After a short layover in Nairobi airport, the great African plains appeared below us, followed by Lake Victoria, its shoreline edged in pink flamingoes between jealous, grey clouds.
(This is part of a series of posts called Letters from the Heart of Africa and a table of contents and background can be found here. This is a self-contained post but can be read as part of the series.)
The plane seemed to lose altitude, but it was actually the land that was rising – soon, Rwanda rose like a mountain fortress out of the great African plains.
She rose up like a fairytale kingdom, beautifully defined by nature, as if fashioned by a giant landscape gardener with epic and vain ambitions; laboriously stitching the velvet fields together, pinning them down with groves of bamboo and eucalyptus, ornamenting them with smouldering volcanoes, and sprinkling glitter to make her shimmering lakes.
She was mother earth at the height of her green, matchless beauty, her mantle a felt blanket draped across a thousand bulbous hills, each patched with freshly ploughed fields of red-orange earth like spilt cocoa.
We landed and as the engines roared to slow us down, the windows cried with horizontal tears. The runway at Kigali International glistened. This was the first of Rwanda’s two rainy seasons, but the rain is unselfish, never crowding out the flecks of blue in the sky for too long.
Walking across that tarmac, taking my first breaths of Africa, a mix of chlorophyl and sweet jet fuel, that feeling of anxiety, that deep flutter in the chest that makes me inhale and had followed me for months before, came back. What am I doing here? I’m in a country a know so little of. I know no one here. I’m so far away, so remote, from anything I know. My one comfort was VSO the volunteering organisation which offered me this 6 month voluntary stint. At least that would provide me with a safety blanket.
Getting rid of the contraband
In the brand new terminal building a young customs officer stopped me and asked me to open my suitcase. He rifled around for a while and pulled out two plastic bags full of soup packets .
– C’est inderdit monsieur… I am sorry these are forbidden to take in to Rwanda.
At first I thought he was referring to the soup packets, but then realised it was the plastic bags he was confiscating as he emptied them, folded them and flattened them out on the table. He explained that the Rwandan government had just banned all plastic bags in the country because of environmental concerns.

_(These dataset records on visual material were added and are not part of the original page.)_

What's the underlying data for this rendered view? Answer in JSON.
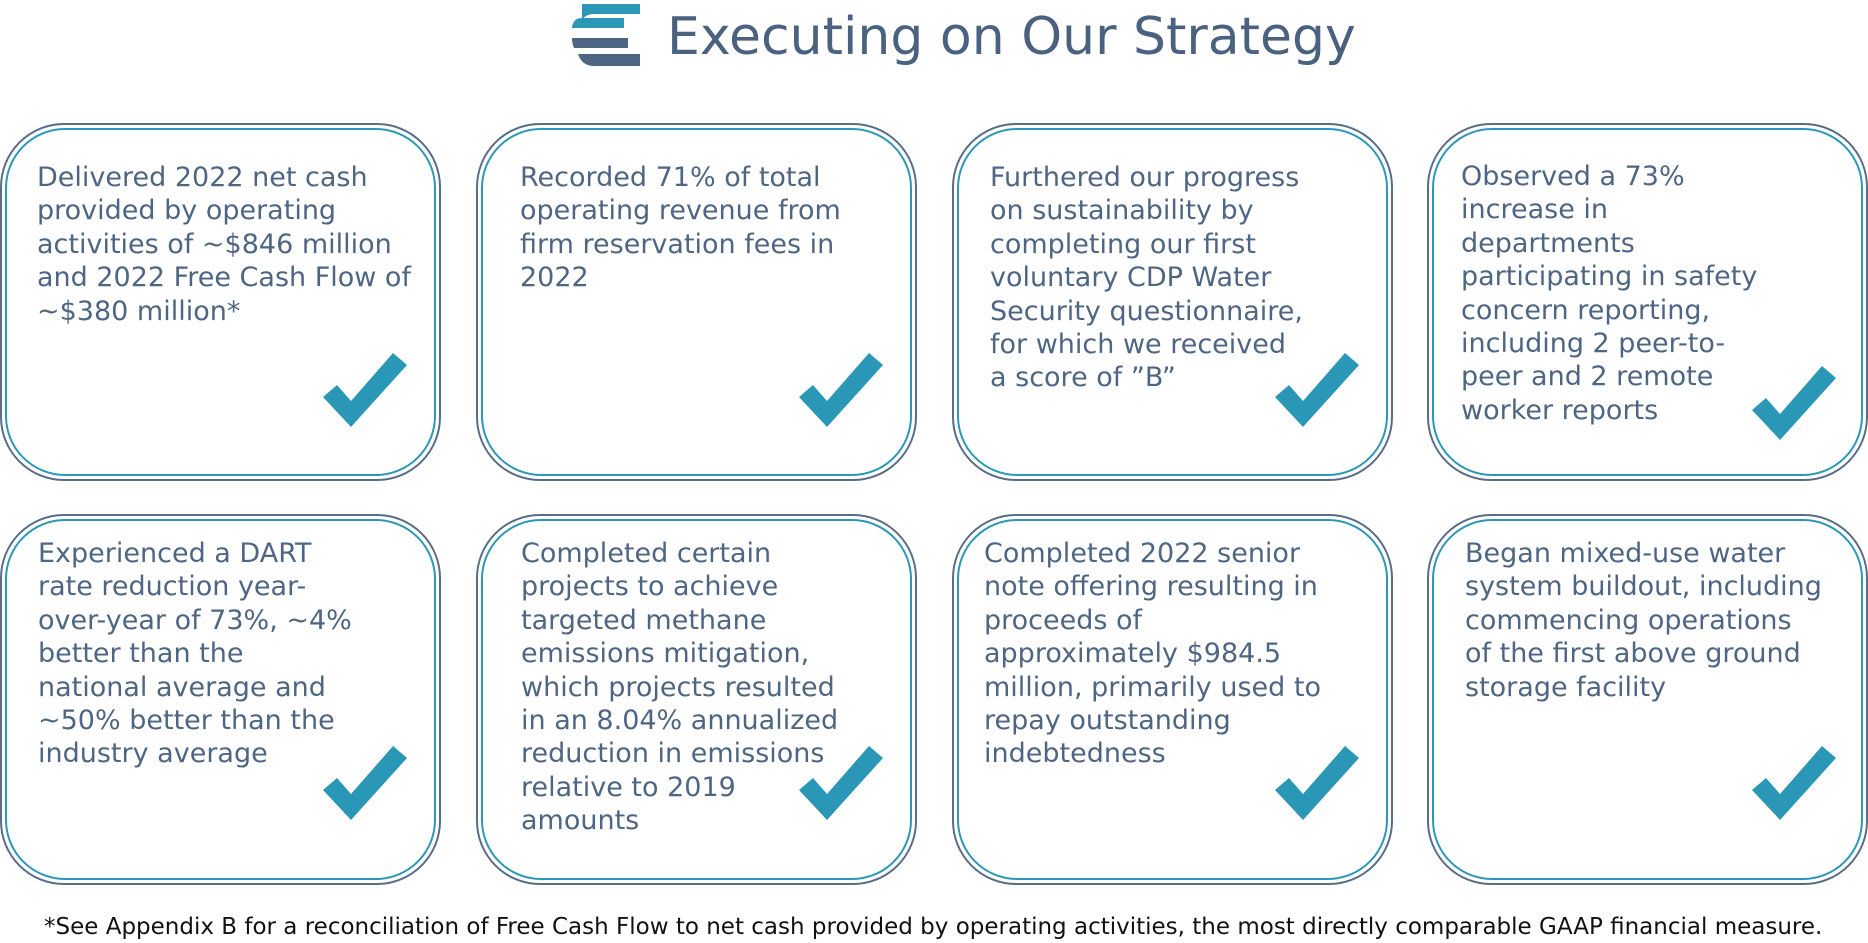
{
  "header": {
    "title": "Executing on Our Strategy",
    "logo_icon": "company-logo-icon"
  },
  "colors": {
    "title": "#4a6280",
    "card_border_outer": "#5a6d86",
    "card_border_inner": "#2c98b8",
    "card_text": "#4e6683",
    "check": "#2a97b6",
    "logo_teal": "#2c98b8",
    "logo_slate": "#4e6683"
  },
  "cards": [
    {
      "lines": [
        "Delivered 2022 net cash",
        "provided by operating",
        "activities of ~$846 million",
        "and 2022 Free Cash Flow of",
        "~$380 million*"
      ],
      "icon": "checkmark-icon"
    },
    {
      "lines": [
        "Recorded 71% of total",
        "operating revenue from",
        "firm reservation fees in",
        "2022"
      ],
      "icon": "checkmark-icon"
    },
    {
      "lines": [
        "Furthered our progress",
        "on sustainability by",
        "completing our first",
        "voluntary CDP Water",
        "Security questionnaire,",
        "for which we received",
        "a score of ”B”"
      ],
      "icon": "checkmark-icon"
    },
    {
      "lines": [
        "Observed a 73%",
        "increase in",
        "departments",
        "participating in safety",
        "concern reporting,",
        "including 2 peer-to-",
        "peer and 2 remote",
        "worker reports"
      ],
      "icon": "checkmark-icon"
    },
    {
      "lines": [
        "Experienced a DART",
        "rate reduction year-",
        "over-year of 73%, ~4%",
        "better than the",
        "national average and",
        "~50% better than the",
        "industry average"
      ],
      "icon": "checkmark-icon"
    },
    {
      "lines": [
        "Completed certain",
        "projects to achieve",
        "targeted methane",
        "emissions mitigation,",
        "which projects resulted",
        "in an 8.04% annualized",
        "reduction in emissions",
        "relative to 2019",
        "amounts"
      ],
      "icon": "checkmark-icon"
    },
    {
      "lines": [
        "Completed 2022 senior",
        "note offering resulting in",
        "proceeds of",
        "approximately $984.5",
        "million, primarily used to",
        "repay outstanding",
        "indebtedness"
      ],
      "icon": "checkmark-icon"
    },
    {
      "lines": [
        "Began mixed-use water",
        "system buildout, including",
        "commencing operations",
        "of the first above ground",
        "storage facility"
      ],
      "icon": "checkmark-icon"
    }
  ],
  "footnote": "*See Appendix B for a reconciliation of Free Cash Flow to net cash provided by operating activities, the most directly comparable GAAP financial measure."
}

Outside the airport taxi drivers milled around waiting for a hire. They didn’t look like they needed work badly, there was no elbow-jousting jostle that characterises most African transport hubs. The atmosphere felt sleepy like a provincial outpost. At the central roundabout pedestrians walked with slow strides, not the fast shuffle characteristic of large metropolises, the calculated amble of hill people, keen to conserve energy with surefooted steps. It all felt quite chilled out.
My first impressions:
- Kigali is spotless. It smashed one of my pre-conceptions of some developing countries: that they have a litter problem. The streets, the grass verges are devoid of even a cigarette butt or the flutter of a sweet wrapper. The roundabouts are well landscaped and the central reservations are lined with manicured grass and trimmed plants. The plastic ban, it seems, works.
- Rwandans are beautiful (especially the women). They are tall and willowy with high angular cheekbones, jade black eyes and rich Bourneville skin. On street corners they chat together, some with flowery umbrellas, clutching stylish handbags, wearing low-slung jeans that hug their slim waists. Shoppers carry bags, paper ones, brimful of groceries to their 4x4s. Suited businessmen speak animatedly in to mobile phones. Youths in baseball caps and baggy jeans walk around listening to music from their phones, their “gangsta” look complemented with faux jewellery as if straight from MTV. The upper-middle classes of Kigali exude style.
From behind that taxi’s windscreen with the wipers waving, it’s fair to say my first five minutes in Kigali had already impressed me. I felt like a child, wide-eyed and taking things in as we drove through wide boulevards and roads that disappeared up the city’s hills and down valleys. It was going to be a fascinating six months.